On this date 83 years ago Cardinals outfielder Chick Hafey collected hits in his first two at bats against the Phillies to run his total number of hits in consecutive at bats to 10, tying a National League record.
His career lasted only 1,283 games over 12 seasons. But Hafey made the most out of it with four World Series appearances with the Redbirds -- 1926, '28, '30 and '31. He was a .317 career hitter and had six consecutive seasons of .329 or better from 1927-32. He won the league batting title with a .349 mark in 1931, edging New York's Bill Terry with a hit in his last at bat of the season. Hafey beat out Terry by .0002 points.

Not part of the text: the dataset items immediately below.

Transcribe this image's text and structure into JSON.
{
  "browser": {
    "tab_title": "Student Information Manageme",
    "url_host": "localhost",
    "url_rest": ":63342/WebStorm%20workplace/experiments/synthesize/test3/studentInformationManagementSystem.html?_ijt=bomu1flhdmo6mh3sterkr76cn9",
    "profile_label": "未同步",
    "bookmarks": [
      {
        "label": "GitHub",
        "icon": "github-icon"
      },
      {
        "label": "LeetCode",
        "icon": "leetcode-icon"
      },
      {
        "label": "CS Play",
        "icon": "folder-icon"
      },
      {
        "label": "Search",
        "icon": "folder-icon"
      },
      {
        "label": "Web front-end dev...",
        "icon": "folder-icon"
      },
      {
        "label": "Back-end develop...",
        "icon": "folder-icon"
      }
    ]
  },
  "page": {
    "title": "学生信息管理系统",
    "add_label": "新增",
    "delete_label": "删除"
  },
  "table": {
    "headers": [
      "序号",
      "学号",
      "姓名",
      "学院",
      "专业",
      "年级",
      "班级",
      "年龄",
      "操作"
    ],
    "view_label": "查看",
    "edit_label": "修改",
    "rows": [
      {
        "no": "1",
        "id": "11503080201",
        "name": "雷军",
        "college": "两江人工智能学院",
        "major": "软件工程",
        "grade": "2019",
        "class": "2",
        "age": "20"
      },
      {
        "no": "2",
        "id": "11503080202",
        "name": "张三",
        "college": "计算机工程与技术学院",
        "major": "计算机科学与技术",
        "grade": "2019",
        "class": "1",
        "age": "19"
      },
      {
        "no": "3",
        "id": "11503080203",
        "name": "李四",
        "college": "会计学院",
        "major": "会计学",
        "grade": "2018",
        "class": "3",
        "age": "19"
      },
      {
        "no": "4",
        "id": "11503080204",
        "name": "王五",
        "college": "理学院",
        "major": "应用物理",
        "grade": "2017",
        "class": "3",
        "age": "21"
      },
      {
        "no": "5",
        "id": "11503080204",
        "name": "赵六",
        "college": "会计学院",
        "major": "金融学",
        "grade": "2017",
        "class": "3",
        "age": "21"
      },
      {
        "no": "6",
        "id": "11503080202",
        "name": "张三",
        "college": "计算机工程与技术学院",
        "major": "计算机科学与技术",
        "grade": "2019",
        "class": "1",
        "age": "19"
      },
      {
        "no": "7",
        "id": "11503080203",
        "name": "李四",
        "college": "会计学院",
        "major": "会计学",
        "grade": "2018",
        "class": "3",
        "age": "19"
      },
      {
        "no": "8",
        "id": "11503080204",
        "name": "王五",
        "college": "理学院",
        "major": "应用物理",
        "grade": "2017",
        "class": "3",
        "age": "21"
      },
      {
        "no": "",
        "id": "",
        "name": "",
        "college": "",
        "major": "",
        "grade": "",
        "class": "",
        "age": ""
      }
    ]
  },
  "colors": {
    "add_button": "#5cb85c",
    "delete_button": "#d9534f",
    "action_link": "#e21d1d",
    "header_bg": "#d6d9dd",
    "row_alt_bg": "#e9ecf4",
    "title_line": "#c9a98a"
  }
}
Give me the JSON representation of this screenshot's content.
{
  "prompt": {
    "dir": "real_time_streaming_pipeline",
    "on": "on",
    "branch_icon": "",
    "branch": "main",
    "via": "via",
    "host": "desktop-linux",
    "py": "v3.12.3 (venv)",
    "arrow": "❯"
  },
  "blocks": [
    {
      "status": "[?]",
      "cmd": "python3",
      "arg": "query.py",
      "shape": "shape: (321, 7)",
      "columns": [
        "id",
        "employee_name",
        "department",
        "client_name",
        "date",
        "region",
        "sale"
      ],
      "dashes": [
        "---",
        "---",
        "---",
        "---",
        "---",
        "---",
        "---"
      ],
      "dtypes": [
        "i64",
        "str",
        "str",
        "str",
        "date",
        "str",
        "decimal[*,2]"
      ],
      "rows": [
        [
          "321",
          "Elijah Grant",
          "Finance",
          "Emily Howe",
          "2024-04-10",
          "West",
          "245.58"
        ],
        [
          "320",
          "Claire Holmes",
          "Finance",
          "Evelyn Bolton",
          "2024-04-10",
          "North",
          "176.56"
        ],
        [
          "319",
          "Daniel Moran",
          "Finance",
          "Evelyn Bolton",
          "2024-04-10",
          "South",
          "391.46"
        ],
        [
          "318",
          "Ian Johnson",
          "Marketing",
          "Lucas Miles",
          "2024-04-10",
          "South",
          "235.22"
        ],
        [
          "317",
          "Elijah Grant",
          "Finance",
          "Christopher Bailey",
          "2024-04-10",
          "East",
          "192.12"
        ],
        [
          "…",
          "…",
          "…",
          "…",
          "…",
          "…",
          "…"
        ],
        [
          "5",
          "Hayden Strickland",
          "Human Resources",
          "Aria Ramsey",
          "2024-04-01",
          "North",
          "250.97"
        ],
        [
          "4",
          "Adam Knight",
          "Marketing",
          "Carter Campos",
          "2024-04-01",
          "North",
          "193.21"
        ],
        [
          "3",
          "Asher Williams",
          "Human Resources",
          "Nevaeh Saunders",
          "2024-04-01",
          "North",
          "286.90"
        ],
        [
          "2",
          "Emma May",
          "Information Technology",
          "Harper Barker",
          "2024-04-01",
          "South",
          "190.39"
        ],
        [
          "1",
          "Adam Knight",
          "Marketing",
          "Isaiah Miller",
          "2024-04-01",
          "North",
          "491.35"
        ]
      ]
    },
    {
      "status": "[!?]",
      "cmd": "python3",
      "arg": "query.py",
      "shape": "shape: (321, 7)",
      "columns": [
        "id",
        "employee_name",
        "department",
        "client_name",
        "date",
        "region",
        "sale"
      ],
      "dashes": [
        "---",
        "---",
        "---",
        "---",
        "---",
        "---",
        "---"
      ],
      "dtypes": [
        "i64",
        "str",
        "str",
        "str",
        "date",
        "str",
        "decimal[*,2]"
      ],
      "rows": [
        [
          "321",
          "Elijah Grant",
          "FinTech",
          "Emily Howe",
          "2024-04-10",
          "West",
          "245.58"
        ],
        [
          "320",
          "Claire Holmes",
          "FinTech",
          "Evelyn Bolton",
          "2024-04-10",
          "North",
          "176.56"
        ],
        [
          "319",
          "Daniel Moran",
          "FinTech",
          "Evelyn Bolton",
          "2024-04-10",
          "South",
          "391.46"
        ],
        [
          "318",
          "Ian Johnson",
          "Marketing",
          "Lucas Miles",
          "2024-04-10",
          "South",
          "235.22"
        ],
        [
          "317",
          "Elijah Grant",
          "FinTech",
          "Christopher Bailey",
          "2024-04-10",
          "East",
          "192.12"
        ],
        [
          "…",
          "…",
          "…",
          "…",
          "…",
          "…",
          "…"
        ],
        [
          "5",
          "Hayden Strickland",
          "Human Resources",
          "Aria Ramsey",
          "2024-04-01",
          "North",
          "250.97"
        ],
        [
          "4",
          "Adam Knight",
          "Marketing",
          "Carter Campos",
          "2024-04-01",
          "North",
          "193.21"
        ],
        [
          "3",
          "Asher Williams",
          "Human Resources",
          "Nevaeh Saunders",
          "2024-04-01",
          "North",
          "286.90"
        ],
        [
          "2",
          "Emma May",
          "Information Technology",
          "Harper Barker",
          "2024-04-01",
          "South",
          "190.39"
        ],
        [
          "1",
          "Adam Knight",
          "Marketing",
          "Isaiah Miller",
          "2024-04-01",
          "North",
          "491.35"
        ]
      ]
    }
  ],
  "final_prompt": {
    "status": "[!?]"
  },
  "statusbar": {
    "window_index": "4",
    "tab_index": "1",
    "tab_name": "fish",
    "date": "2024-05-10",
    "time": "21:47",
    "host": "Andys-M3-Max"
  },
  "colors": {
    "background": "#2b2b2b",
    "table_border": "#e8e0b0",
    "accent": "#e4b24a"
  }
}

Former Cardinals team president and general manager Branch Rickey said Hafey might have been the best right-handed hitter in major league history had he not suffered from terrible sinus problems that forced him to have multiple surgeries which affected his vision. Hafey's eyesight fluctuated from day to day, forcing him to carry with him several pairs of glasses between which he alternated
Rickey's praise is a pretty serious compliment considering he counted Rogers Hornsby among his players with the Cardinals. Hornsby was a career .358 hitter and is the most recent National League hitter to top the .400 mark in a season.
In 1933, Hafey played in the first All-Star Game as a member of the Reds and collected the Mid-Summer Classic's first hit. He was traded to Cincinnati by Rickey in 1932 after a series of contract disputes strained his relationship with the Cardinals.
Hafey was named to the Hall of Fame by the Veterans Committee in 1971. He's one of only two Hall of Fame hitters to have worn glasses. Reggie Jackson is the other. He died two years later in his native California.